Avocats anonymes vs Populisme pénal
En plus des menaces incessantes qui pèsent sur nos libertés individuelles et publiques, nous constatons avec impuissance combien, ces trois dernières décennies, les discours populistes ont gagné du terrain. Démagogie et slogans anxiogènes, étrangers pris pour cibles, inusable (et contre-productive) rengaine du tout-sécuritaire : le populisme pénal a faisandé l’ensemble de nos formations politiques. La justice et l’immigration sont devenus des outils électoraux d’autant plus efficaces que la fin n’en finit plus de justifier les moyens : absurdités, approximations, contre-vérités, manipulations des textes et des chiffres essaiment dans l’espace public sans être contredites, ou si peu. Le triomphe du populisme pénal procède d’une méthode qui a pour elle son incontestable simplicité : elle consiste à prendre en otage la raison et le droit en instrumentalisant la souffrance et l’émotion.
Nous sommes un collectif d’avocats de trois générations différentes, confrontés chaque jour à la déliquescence de l’État de droit et à ce que le populisme charrie de pire. Un collectif qu’alarment et effrayent les propositions ou projets de loi à l’emporte-pièce et les joutes verbales tapageuses. Plaider devant les juridictions pénales ou administratives, françaises ou internationales ne suffit plus : il est temps de décrypter, d’analyser, d’expliquer, d’apporter enfin une contradiction digne de ce nom. Ainsi, chaque lundi, il s’agira de mettre sur la sellette telle ou telle dérive populiste identifiée dans une actualité qui en regorge.

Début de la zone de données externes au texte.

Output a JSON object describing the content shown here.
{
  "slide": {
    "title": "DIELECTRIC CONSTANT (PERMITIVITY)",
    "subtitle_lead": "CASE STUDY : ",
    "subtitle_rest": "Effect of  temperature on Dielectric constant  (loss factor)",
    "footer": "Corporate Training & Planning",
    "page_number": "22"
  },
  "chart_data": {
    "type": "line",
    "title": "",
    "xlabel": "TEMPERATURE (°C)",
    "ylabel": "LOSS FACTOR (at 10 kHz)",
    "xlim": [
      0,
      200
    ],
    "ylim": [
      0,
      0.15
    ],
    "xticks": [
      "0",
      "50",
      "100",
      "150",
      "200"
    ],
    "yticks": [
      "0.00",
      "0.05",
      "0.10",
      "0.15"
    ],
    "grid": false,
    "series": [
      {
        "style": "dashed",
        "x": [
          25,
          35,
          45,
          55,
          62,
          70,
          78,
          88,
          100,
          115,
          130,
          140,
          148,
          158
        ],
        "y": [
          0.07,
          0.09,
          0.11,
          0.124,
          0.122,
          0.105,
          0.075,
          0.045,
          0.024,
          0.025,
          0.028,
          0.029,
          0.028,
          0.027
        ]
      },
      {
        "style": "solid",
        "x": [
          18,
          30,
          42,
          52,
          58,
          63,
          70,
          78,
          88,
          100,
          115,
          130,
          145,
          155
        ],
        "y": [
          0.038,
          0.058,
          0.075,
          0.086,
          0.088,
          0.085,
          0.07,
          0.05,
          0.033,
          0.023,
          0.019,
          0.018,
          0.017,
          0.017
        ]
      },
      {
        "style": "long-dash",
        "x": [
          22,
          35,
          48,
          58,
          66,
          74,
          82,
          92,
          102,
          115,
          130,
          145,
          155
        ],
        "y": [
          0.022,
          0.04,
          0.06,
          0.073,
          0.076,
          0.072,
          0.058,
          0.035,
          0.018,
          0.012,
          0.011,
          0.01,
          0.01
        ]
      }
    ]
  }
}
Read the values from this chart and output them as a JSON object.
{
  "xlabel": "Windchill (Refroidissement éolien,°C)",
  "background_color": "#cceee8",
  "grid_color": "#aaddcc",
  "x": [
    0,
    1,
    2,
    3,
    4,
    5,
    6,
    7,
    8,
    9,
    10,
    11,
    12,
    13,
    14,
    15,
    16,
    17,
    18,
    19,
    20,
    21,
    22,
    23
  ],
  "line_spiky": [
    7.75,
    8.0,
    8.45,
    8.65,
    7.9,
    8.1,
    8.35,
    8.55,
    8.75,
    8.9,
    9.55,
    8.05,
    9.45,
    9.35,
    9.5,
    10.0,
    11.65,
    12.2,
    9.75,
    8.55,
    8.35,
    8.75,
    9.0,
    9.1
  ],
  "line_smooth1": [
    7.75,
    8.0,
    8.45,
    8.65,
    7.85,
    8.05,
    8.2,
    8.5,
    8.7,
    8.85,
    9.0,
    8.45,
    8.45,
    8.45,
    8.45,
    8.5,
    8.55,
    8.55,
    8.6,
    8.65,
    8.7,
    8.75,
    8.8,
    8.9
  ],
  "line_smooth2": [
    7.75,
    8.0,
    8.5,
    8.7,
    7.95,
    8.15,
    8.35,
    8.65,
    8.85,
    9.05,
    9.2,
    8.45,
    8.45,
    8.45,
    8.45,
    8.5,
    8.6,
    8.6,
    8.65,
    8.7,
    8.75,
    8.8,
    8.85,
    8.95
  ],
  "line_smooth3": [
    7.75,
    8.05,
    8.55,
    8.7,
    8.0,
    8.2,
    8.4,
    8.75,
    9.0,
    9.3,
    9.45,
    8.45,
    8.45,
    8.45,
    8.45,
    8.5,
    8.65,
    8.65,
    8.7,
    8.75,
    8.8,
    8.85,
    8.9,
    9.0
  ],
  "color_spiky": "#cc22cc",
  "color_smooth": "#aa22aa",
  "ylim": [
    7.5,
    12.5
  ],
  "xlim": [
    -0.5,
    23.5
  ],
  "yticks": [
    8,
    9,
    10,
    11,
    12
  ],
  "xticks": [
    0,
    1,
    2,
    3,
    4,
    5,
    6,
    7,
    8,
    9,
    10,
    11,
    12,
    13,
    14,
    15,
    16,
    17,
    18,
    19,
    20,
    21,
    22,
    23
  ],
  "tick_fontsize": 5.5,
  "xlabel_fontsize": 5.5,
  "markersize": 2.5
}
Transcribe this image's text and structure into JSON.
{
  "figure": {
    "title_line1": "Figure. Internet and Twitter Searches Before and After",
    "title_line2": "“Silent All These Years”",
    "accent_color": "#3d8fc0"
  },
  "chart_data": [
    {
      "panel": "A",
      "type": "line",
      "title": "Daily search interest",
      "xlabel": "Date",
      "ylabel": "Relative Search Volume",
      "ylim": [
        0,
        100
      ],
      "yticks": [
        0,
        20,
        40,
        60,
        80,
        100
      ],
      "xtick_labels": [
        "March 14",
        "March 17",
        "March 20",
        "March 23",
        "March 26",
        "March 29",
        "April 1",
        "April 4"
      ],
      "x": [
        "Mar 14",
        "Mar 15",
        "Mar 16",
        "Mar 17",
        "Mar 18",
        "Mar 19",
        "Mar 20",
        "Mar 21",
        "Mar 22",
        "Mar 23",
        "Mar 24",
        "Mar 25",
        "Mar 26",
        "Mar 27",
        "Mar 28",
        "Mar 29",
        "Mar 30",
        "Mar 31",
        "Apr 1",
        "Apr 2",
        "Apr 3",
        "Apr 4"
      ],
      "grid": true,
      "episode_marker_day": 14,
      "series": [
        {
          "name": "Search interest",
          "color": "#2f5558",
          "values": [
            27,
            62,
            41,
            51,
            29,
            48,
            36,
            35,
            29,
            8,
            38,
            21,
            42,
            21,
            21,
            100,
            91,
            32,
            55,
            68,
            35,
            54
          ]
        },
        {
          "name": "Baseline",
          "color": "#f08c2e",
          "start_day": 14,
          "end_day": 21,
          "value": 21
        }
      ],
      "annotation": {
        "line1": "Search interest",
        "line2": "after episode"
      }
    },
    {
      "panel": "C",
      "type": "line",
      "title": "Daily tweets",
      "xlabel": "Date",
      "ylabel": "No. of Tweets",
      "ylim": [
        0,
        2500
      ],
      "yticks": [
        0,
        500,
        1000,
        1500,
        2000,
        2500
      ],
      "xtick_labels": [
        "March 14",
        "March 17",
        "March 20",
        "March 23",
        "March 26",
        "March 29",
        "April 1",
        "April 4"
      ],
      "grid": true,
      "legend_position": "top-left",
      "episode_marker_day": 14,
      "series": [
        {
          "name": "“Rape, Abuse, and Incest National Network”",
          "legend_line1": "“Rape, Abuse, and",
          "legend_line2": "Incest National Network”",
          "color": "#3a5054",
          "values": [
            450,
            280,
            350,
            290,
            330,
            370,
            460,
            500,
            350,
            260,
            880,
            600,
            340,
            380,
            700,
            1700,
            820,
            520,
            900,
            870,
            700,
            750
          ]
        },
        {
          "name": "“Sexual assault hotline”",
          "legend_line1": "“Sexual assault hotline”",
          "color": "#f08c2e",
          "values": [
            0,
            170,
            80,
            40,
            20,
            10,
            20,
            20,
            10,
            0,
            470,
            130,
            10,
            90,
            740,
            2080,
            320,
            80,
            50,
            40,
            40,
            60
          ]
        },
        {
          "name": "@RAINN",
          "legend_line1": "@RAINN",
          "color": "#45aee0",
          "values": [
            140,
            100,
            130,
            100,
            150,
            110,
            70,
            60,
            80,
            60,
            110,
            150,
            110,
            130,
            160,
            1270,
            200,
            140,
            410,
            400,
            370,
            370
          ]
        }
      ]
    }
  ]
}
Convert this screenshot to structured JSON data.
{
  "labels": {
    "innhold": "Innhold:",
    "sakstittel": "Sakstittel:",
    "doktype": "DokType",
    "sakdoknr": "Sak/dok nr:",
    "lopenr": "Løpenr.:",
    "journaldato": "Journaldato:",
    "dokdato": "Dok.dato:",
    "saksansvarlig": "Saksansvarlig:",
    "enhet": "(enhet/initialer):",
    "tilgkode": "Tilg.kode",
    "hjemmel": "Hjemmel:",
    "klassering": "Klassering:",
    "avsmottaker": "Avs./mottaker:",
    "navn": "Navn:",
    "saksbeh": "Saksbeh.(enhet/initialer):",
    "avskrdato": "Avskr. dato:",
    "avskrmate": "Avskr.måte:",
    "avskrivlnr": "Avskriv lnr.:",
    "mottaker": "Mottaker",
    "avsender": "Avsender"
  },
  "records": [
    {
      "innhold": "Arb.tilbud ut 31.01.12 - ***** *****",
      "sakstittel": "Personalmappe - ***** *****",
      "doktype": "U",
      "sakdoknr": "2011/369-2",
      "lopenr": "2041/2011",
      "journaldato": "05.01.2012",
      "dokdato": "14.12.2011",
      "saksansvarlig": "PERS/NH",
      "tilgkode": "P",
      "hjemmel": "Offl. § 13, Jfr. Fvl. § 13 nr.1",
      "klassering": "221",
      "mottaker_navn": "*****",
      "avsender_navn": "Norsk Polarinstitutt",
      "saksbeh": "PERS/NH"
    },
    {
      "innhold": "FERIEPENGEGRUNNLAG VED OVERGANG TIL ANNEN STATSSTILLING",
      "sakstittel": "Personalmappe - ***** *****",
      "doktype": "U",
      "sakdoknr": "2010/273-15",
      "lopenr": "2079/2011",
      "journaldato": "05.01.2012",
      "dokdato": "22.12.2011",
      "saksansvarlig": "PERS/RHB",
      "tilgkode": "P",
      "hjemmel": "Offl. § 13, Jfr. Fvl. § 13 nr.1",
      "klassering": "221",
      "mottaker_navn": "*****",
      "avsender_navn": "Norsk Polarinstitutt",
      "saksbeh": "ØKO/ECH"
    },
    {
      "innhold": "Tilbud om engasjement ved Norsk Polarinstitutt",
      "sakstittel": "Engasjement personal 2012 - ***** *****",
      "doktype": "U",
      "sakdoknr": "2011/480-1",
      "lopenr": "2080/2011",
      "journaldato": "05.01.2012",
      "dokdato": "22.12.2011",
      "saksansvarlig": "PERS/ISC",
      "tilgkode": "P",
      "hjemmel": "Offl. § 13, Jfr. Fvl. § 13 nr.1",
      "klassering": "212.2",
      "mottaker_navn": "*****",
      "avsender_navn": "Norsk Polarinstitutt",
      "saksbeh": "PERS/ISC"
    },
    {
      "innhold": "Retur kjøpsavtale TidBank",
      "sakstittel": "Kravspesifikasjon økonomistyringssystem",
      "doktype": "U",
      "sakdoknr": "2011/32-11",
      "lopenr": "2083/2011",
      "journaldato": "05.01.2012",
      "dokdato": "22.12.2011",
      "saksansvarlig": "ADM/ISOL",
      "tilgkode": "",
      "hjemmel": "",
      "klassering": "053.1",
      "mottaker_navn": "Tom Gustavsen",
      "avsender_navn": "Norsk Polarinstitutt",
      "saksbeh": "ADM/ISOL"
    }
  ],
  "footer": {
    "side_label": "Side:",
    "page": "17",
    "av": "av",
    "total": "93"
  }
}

L’irruption massive des réseaux sociaux a conforté et démultiplié le goût pour la compétition des egos, la promotion de soi et les rivalités individuelles : « Qu’est-ce qui est dit ? » importe désormais moins que « Qui a dit ? ». Aussi faisons-nous le choix de demeurer anonymes, afin que l’analyse sur le fond ne soit pas brouillée ou parasitée par des considérations secondaires – et le plus souvent nuisibles ou pernicieuses. Nous ne souhaitons incarner que ce qui nous anime collectivement : la défense des libertés individuelles et publiques, et celle d’un État de droit qui, n’en déplaise à certains, doit rester « sacré ». Et puisqu’il nous fallait un hébergeur pour poser nos mots sur ce blog et les relayer sur les réseaux sociaux, nous remercions chaleureusement notre consœur Frédérique Pons, dont l’intégrité et la rigueur professionnelles nous obligent, d’avoir accepté d’être notre marraine.